Il cervello cosiddetto “femminile” è programmato per l’empatia (la capacità di riconoscere pensieri e sentimenti altrui, e reagire in modo opportuno), per il dialogo e la narrazione, mentre quello “maschile” è privilegiato nella sistematizzazione (parcheggiare, aggiustare, organizzare, analizzare, elaborare dati).
Naturalmente, anche gli uomini conoscono l’empatia e anche le donne possono impiegare la sistematizzazione.
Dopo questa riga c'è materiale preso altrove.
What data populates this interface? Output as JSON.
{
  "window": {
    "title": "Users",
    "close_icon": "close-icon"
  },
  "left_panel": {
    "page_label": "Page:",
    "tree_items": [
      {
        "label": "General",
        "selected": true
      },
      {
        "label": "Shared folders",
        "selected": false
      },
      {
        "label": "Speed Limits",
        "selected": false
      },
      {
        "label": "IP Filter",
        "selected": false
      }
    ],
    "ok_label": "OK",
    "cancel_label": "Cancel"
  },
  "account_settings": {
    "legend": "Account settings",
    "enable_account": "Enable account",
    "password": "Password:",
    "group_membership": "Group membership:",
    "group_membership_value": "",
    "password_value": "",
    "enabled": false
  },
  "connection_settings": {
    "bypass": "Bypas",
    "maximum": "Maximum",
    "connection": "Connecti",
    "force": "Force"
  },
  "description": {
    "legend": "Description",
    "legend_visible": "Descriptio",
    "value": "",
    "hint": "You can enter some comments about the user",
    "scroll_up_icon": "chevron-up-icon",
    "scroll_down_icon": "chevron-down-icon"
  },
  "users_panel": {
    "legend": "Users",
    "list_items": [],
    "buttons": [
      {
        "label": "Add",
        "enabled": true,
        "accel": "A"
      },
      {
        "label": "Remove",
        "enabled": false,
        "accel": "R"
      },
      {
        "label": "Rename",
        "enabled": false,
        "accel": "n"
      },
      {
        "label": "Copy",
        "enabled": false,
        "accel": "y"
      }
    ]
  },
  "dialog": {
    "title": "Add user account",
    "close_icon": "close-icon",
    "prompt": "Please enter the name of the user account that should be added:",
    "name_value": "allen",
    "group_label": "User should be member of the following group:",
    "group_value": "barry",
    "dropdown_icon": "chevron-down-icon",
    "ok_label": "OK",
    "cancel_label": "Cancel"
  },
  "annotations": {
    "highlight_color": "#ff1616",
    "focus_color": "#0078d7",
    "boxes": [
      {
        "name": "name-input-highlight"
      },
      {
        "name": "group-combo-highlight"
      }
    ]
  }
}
Quando parliamo con gli amici metteremo in campo le nostre doti di comprensione sociale per avvicinarci al loro stato d’animo; quando stiamo imparando un kata superiore faremo ampio uso della sistematizzazione, per memorizzare l’embusen, visualizzare gli avversari, migliorare la nostra tecnica in termini di precisione, efficacia e così via.
Baron-Cohen individua come le regioni cerebrali dedicate alla sistematizzazione siano in genere più sviluppate nei maschi, mentre le regioni dedicate all’empatia siano di solito più sviluppate nelle femmine. Questa distinzione ha permesso la sopravvivenza della specie fino ad ora ed è risultata funzionale e vincente, tanto che l’evoluzione non l’ha annullata.
I fattori che influenzano lo sviluppo di una parte piuttosto che di un’altra sono molteplici, specialmente genetici, ormonali e legati a quelle componenti biologiche che hanno a che fare con l’essere maschio o femmina. Solo in parte si tratta anche di fattori culturali, per cui le bambine giocano con Cicciobello e i bambini con le macchinine perché la cultura lo prevede e perché i giocattoli vengono loro regalati in base al genere.
Applicando questa teoria al Karate, restiamo a chiederci se l’appartenenza di genere comporti differenze significative nel dojo e nell’intendere la nostra arte marziale.